Keuangan.id – 05 Mei 2026 | Pasangan ganda putri Indonesia, Aldila Sutjiadi dan Janice Tjen, mencuri sorotan dunia tenis setelah menorehkan hasil luar biasa di Madrid Open 2026. Keberhasilan mereka melaju hingga perempat final turnamen WTA 1000 tidak hanya menambah poin ranking, tetapi juga mengukuhkan posisi Indonesia di panggung tenis internasional.
Penampilan Gemilang di Madrid Open
Di Madrid, duo ini berhasil mengalahkan dua tim unggulan. Pada putaran pertama, mereka menumbangkan pasangan Ukraina‑Denmark, Marta Kostyuk dan Clara Tauson, dengan skor 6-3, 7-6(7-1). Kemenangan berikutnya melawan tim Spanyol‑Amerika Serikat, Cristina Bucsa dan Nicole Melichar‑Martinez, unggulan keenam, berakhir 6-4, 6-2. Meskipun akhirnya tersingkir di perempat final melawan Laura Siegemund dan Vera Zvonareva dalam super tie‑break yang sengit (7-5, 5-7, 8-10), pencapaian tersebut merupakan rekor terbaik mereka di turnamen WTA level tertinggi.
Dampak pada Ranking WTA
Berita resmi WTA pada 4 Mei 2026 mencatat lonjakan signifikan pada peringkat kedua pemain.
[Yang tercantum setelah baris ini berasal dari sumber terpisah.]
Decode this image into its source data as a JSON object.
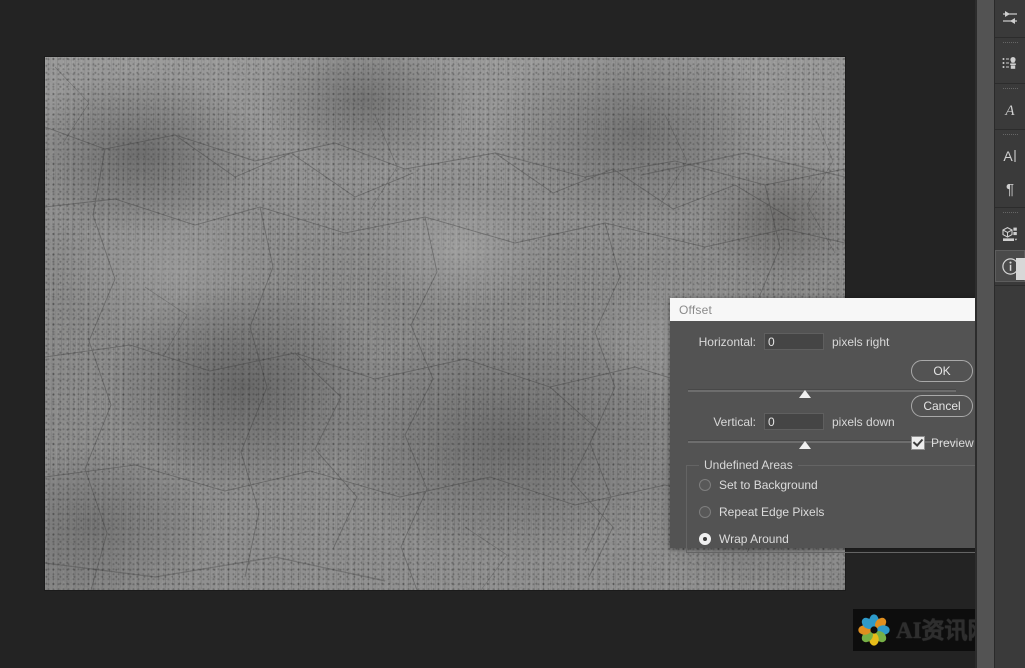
{
  "app": {
    "workspace_bg": "#232323",
    "canvas": {
      "name": "concrete-texture-document",
      "description": "Gray weathered concrete texture photograph"
    }
  },
  "right_rail": {
    "groups": [
      {
        "name": "adjustments-group",
        "items": [
          {
            "icon": "adjustments-sliders-icon",
            "label": "Adjustments",
            "active": false
          }
        ]
      },
      {
        "name": "styles-group",
        "items": [
          {
            "icon": "styles-stamp-icon",
            "label": "Styles",
            "active": false
          }
        ]
      },
      {
        "name": "character-group",
        "items": [
          {
            "icon": "character-a-icon",
            "label": "Character Styles",
            "active": false
          }
        ]
      },
      {
        "name": "type-group",
        "items": [
          {
            "icon": "character-panel-icon",
            "label": "Character",
            "active": false
          },
          {
            "icon": "paragraph-pilcrow-icon",
            "label": "Paragraph",
            "active": false
          }
        ]
      },
      {
        "name": "library-group",
        "items": [
          {
            "icon": "libraries-cube-icon",
            "label": "Libraries",
            "active": false
          },
          {
            "icon": "info-circle-icon",
            "label": "Info",
            "active": true
          }
        ]
      }
    ]
  },
  "dialog": {
    "title": "Offset",
    "close_label": "×",
    "horizontal": {
      "label": "Horizontal:",
      "value": "0",
      "placeholder": "0",
      "unit": "pixels right",
      "slider_percent": 50
    },
    "vertical": {
      "label": "Vertical:",
      "value": "0",
      "placeholder": "0",
      "unit": "pixels down",
      "slider_percent": 50
    },
    "buttons": {
      "ok": "OK",
      "cancel": "Cancel"
    },
    "preview": {
      "label": "Preview",
      "checked": true
    },
    "undefined_areas": {
      "legend": "Undefined Areas",
      "options": [
        {
          "label": "Set to Background",
          "selected": false
        },
        {
          "label": "Repeat Edge Pixels",
          "selected": false
        },
        {
          "label": "Wrap Around",
          "selected": true
        }
      ]
    }
  },
  "watermark": {
    "text": "AI资讯网",
    "logo": "flower-logo-icon",
    "petal_colors": [
      "#2f9fd0",
      "#e8941f",
      "#7ab648",
      "#f0c419",
      "#2f9fd0",
      "#e8941f",
      "#7ab648",
      "#f0c419"
    ]
  }
}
Sebelum Madrid Open, Aldila berada di posisi 54 dunia; setelah poin tambahan, ia melaju ke peringkat 38. Janice Tjen juga menyaksikan kenaikan serupa, menembus zona top-40. Berikut tabel singkat perbandingan ranking sebelum dan sesudah turnamen:
| Pemain | Ranking Sebelum Madrid | Ranking Setelah Madrid |
|---|---|---|
| Aldila Sutjiadi | 54 | 38 |
| Janice Tjen | 46 | 39 |
Lonjakan ini menambah momentum bagi Indonesia menjelang kompetisi regional dan Grand Slam berikutnya.
Prestasi Sebelumnya
- Medali emas ganda putri SEA Games 2025, mengalahkan duo Thailand Mananchaya Sawangkaew / Peangtarn Plipuech.
- Juara WTA 125 Suzhou 2025 dan WTA 250 Chennai Open 2025 bersama Janice Tjen.
- Kampanye kuat di WTA 500 Charleston Open 2026, meski terhenti di babak pertama.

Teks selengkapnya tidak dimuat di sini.